Project 5 / Face Detection with a Sliding Window

For this project we were tasked with training an svm to detect faces in pictures using a sliding window and histogram of gradients as our feature space. There were two major components to this project and 3 major parameters to tweak.

Training

For this part of the project we needed to train the SVM to recognize what a face looks like. We started by grabbing positive features, features that we know are faces. To do this we took a training set of pictures that are just faces. This is a training set that's used fairly regularly for this purpose. We took the HoG features using vl_hog and then flattened the HoG matrix. We then needed to get negative feature, meaning features that are not faces. To do this we took a series of images that do not have faces in them and randomly sampled image patches from them. With these image patches we calculated the HoG features and flattened them similar to what we did with the positive features. Then we combined the positive and negative features and created labels for our svm where the positive features correspond to 1 and the negative features correspond to -1. Two of the first parameters we can change are the number of negative examples and lambda which is the number of iterations the SVM undergoes. After testing I found a lambda of 0.00001 provides the best time to precision ratio. The higher the number of bad examples the better the svm will be; however, it takes much longer to sample a higher number of negative features. As a result I left it at only 10000 negative features which provided more than enough precision while also maintaining fast speed.

Testing

For this part of the project we had to create the sliding window to actually detect the faces in our image.

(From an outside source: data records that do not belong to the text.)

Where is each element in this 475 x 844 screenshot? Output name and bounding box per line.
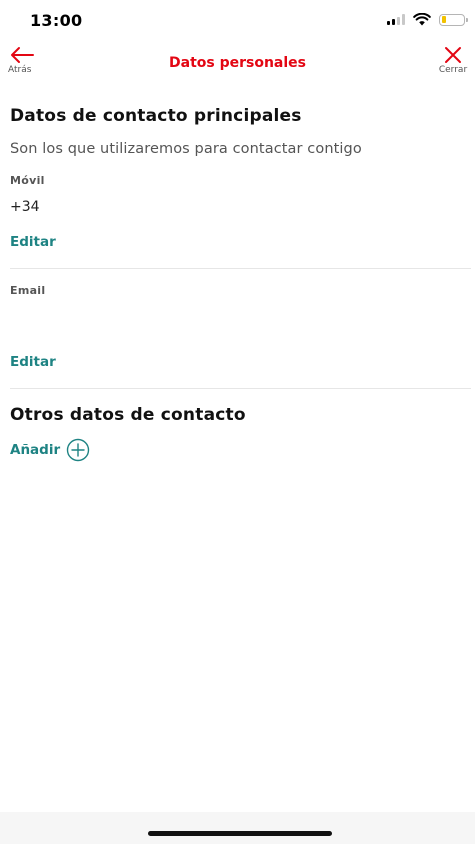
edit-mobile-button[interactable]: Editar	[10, 234, 56, 250]
divider	[10, 268, 471, 269]
add-contact-button[interactable]: Añadir	[10, 438, 471, 462]
main-contact-subtitle: Son los que utilizaremos para contactar …	[10, 141, 362, 157]
plus-circle-icon	[66, 438, 90, 462]
email-label: Email	[10, 284, 46, 297]
bottom-bar	[0, 812, 475, 844]
divider	[10, 388, 471, 389]
signal-icon	[387, 14, 405, 25]
status-bar: 13:00	[0, 0, 475, 42]
add-label: Añadir	[10, 442, 61, 458]
mobile-value: +34	[10, 199, 40, 215]
close-button[interactable]: Cerrar	[433, 46, 473, 84]
home-indicator[interactable]	[148, 831, 332, 836]
wifi-icon	[413, 13, 431, 26]
close-label: Cerrar	[438, 65, 468, 75]
edit-email-button[interactable]: Editar	[10, 354, 56, 370]
close-icon	[445, 47, 461, 63]
email-value	[10, 309, 471, 327]
main-contact-title: Datos de contacto principales	[10, 106, 302, 126]
battery-level	[441, 16, 446, 23]
status-time: 13:00	[30, 11, 83, 30]
battery-icon	[439, 13, 468, 26]
content: Datos de contacto principales Son los qu…	[10, 100, 471, 462]
header: Atrás Datos personales Cerrar	[0, 42, 475, 84]
mobile-label: Móvil	[10, 174, 45, 187]
other-contact-title: Otros datos de contacto	[10, 405, 246, 425]
page-title: Datos personales	[169, 55, 306, 71]
status-icons	[387, 13, 468, 26]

This was the most complicated and interesting part of the project. The big parameter to tweak here is the threshold for considering faces. If we are too conservative with our threshold then we will lower average precision but will also lower false positives. If it is too liberal then we will let too many false positives through and lower our average precision while also making non-maxima suppression slower. For this I found that a threshold of -0.5 provided enough to filter out obviously bad results while also keeping our precision high. Another parameter I tuned is the multi-scales I use. I scale that image from 0.1 to 1 with a step size of 0.1. I found that this was both fast and provided great results for precision. Code for the sliding window can be found below


for j = 0.1:0.1:1
   scaled = imresize(img, j);
   hog = vl_hog(scaled, feature_params.hog_cell_size);
   x_max = fix(size(scaled, 2)/feature_params.hog_cell_size);
   y_max = fix(size(scaled, 1)/feature_params.hog_cell_size);
   for y = 1:y_max - offset + 1
       for x = 1:x_max - offset + 1
           curr = reshape(hog(y:y+offset - 1, x:x+offset - 1, :), [], 1);
           confidence = (w'*curr + b);
           if confidence > -0.5
               cur_confidences = [cur_confidences; confidence];
               cur_x_min = ((x-1)*feature_params.hog_cell_size/j) + 1;
               cur_y_min = ((y-1)*feature_params.hog_cell_size/j) + 1;
               cur_x_max = ((x + offset - 1)*feature_params.hog_cell_size/j);
               cur_y_max = ((y + offset - 1)*feature_params.hog_cell_size/j);
               cur_bbox = [cur_x_min, cur_y_min, cur_x_max, cur_y_max];
               %disp(cur_bbox);
               cur_bboxes = [cur_bboxes; cur_bbox];
               cur_image_ids = [cur_image_ids; {test_scenes(i).name}];
           end
       end
    end
end

Face template HoG visualization

Precision Recall curve

Example of detection on the test set

Overall my detector had an average precision of 0.911 with the following parameter: Hog Cell Size=3, lambda=0.00001, Threshold = -0.5, and number of negative samples = 10,000.